A gene therapy being tested in a phase 1/2 study for hemophilia B achieved normal levels of factor IX at low doses, but required immunosuppression, according to findings of a study recently published in the New England Journal of Medicine.

In the small study, 9 of the 10 patients with hemophilia B treated with the gene therapy, verbrinacogene setparvovec (FLT180a), had durable factor IX expression. The gene therapy eliminated both spontaneous bleeding and the need for factor IX prophylaxis. Hemophilia B is a genetic disorder caused by missing or defective factor IX, a clotting protein.

Amit Nathwani, M.D., Ph.D.

Amit Nathwani, M.D., Ph.D.

“Gene therapy is still a young field that pushes the boundaries of science for people with severe genetic diseases,” Amit Nathwani, M.D., Ph.D., professor of hematology at the University College London Cancer Institute, one of the study authors and co-founder and board member of Freeline, said in a press release. “The B-AMAZE long-term data add to the growing body of evidence that gene therapy has the potential to free patients from the challenges of having to adhere to lifelong therapy or could provide treatment where none exists today.”

Nathwani is also a founder and clinical and scientific advisor and director at Freeline.

But developing a gene therapy for hemophilia B has been challenging.

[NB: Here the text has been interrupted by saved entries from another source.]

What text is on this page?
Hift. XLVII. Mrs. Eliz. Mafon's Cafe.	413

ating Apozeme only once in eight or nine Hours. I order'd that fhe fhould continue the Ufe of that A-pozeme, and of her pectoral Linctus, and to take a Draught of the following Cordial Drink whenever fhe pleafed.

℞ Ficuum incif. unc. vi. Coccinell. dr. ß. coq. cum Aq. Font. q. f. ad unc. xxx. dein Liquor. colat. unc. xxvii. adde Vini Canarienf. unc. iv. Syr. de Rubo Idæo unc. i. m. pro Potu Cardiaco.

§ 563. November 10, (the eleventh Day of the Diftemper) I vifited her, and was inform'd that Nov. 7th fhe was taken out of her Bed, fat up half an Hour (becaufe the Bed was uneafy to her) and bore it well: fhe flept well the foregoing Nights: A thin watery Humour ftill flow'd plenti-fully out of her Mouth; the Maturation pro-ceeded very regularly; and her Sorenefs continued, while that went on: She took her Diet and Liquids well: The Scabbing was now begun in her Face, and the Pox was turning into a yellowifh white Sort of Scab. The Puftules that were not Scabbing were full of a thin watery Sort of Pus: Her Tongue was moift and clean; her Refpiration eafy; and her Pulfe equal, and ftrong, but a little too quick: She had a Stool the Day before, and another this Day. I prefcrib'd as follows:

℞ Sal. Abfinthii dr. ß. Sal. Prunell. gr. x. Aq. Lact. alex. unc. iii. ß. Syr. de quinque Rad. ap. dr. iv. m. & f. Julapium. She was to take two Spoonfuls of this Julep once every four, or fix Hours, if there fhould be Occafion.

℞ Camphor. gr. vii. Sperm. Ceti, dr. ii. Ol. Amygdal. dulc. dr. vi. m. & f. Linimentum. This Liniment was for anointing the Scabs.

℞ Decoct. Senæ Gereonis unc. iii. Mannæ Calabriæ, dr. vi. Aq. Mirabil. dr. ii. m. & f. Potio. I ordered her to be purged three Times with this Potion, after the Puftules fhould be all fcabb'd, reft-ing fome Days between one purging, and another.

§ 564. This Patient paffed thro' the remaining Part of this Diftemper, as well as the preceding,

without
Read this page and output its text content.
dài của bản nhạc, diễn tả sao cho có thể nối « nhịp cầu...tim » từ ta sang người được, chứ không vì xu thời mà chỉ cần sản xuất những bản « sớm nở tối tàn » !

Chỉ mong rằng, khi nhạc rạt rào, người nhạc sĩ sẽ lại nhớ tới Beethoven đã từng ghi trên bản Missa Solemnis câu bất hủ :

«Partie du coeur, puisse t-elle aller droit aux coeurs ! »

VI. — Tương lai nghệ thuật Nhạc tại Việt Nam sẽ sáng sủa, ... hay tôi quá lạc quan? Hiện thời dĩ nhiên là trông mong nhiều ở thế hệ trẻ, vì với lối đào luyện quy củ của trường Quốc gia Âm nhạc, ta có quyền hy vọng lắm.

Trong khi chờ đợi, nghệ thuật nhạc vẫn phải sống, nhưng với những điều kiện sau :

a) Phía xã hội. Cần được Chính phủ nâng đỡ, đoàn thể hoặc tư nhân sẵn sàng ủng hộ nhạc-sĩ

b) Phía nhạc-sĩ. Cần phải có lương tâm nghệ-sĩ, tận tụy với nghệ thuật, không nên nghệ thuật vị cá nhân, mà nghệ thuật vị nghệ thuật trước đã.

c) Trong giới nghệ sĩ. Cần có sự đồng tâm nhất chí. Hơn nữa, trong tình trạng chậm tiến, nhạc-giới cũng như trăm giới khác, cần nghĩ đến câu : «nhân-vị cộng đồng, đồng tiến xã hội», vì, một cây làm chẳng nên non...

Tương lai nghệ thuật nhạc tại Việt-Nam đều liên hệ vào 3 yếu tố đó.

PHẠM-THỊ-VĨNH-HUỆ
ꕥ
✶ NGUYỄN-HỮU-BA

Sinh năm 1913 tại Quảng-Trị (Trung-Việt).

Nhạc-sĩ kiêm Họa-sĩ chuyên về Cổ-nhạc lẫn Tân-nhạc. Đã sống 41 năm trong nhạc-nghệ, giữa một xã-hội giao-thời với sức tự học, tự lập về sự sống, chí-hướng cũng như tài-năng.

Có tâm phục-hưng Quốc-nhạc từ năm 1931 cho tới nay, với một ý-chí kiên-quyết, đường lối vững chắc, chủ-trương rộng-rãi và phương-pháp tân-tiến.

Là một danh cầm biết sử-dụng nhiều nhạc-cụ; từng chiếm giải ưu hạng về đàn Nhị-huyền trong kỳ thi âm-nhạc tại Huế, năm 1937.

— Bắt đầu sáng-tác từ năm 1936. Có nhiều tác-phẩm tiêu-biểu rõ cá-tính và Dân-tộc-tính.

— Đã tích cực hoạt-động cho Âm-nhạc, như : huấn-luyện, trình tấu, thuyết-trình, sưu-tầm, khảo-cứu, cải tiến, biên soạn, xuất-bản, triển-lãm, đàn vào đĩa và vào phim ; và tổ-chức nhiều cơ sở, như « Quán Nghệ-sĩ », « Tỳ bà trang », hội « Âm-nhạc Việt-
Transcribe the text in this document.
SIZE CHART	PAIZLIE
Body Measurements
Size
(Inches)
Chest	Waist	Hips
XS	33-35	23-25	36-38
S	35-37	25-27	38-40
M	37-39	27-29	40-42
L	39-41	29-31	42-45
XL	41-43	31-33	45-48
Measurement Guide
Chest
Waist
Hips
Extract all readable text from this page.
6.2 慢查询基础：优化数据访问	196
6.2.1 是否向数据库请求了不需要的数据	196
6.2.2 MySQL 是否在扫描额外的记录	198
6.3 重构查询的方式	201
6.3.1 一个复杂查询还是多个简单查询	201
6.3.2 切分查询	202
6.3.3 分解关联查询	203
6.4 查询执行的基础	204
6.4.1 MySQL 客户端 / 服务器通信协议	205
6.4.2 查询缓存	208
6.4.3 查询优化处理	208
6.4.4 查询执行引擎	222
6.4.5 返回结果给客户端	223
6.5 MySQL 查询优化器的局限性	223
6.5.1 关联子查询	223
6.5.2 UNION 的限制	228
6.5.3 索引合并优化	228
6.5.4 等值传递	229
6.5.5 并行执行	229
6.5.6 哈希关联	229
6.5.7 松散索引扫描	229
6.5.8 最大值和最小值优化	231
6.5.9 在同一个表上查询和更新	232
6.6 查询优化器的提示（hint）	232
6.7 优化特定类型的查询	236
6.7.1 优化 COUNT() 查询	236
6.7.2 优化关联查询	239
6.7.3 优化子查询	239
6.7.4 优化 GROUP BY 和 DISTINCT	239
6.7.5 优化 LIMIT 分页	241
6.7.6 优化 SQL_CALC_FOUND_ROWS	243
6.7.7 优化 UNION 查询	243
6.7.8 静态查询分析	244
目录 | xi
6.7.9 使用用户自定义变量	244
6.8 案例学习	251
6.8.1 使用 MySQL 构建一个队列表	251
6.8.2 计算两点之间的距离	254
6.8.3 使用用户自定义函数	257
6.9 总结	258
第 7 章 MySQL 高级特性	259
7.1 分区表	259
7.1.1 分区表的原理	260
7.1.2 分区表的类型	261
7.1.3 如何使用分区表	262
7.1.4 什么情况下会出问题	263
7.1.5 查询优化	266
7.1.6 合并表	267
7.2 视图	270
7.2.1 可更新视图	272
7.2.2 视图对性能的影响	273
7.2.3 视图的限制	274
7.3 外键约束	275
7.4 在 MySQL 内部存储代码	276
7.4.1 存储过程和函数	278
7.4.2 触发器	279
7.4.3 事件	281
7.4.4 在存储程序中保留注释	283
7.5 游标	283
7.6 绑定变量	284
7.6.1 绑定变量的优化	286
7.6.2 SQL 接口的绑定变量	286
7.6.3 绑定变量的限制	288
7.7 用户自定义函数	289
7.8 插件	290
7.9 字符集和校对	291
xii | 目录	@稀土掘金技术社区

Previous studies didn’t prevent bleeding, and high doses of the vector used to carry the gene to the liver led to inflammation and hepatoxicity.

The developer of verbrinacogene setparvovec, London-based Freeline Therapeutics, has developed a proprietary technology that directs the gene therapy to the liver. The therapy contains several components. The first is an adeno-associated virus that is used as a delivery mechanism, or vector. In the case of verbrinacogene setparvovec, the vector AAVS3 has a protein shell, or capsid. Within this is a cassette that encodes the Padua variant of human factor IX. (The Padua variant was identified by researchers at the University of Padua in Italy and has a single point mutation, which can lead to more efficient thrombin generation.)

The capsid is responsible for directing the gene into the correct cells and the expression cassette guides tissue-specific synthesis of the therapeutic protein. Company researchers believe this technology allows higher gene activity and lower viral load from the vector.

The B-AMAZE dose-finding study was an open-label, single-dose phase 1/2 trial in 10 adult men. Patients had received one of four doses of verbrinacogene setparvovec, as well as glucocorticoids with or without tacrolimus (an immunosuppressant) to decrease the risk of vector-related immune responses. After 26 weeks, patients were enrolled in a long-term follow-up study. The primary end points were safety and efficacy, assessed by factor IX levels at week 26.

At the data-cutoff date of Sept. 20, 2021, five patients had normal factor IX levels, three patients had levels from 23% to 43%, and one had a level of 260%. Normal plasma levels range from 50% to 150%. A level below 50% is considered half of what is needed to form a clot and when patients begin to experience symptoms.

One patient in the study resumed factor IX prophylaxis treatment, which occurred after the failure of his immunosuppression regimen. The other nine patients had steady factor IX activity starting at month 12.

The mean annualized bleeding rate across all patients in the study decreased from 2.93 events per year at baseline to 0.71 events per year after treatment with verbrinacogene setparvovec. No patients withdrew from the trial because of toxic effects, and no deaths were reported. Additionally there were no infusion reactions. Of the reported adverse events, about 10% were related to the therapy and 24% to immunosuppression.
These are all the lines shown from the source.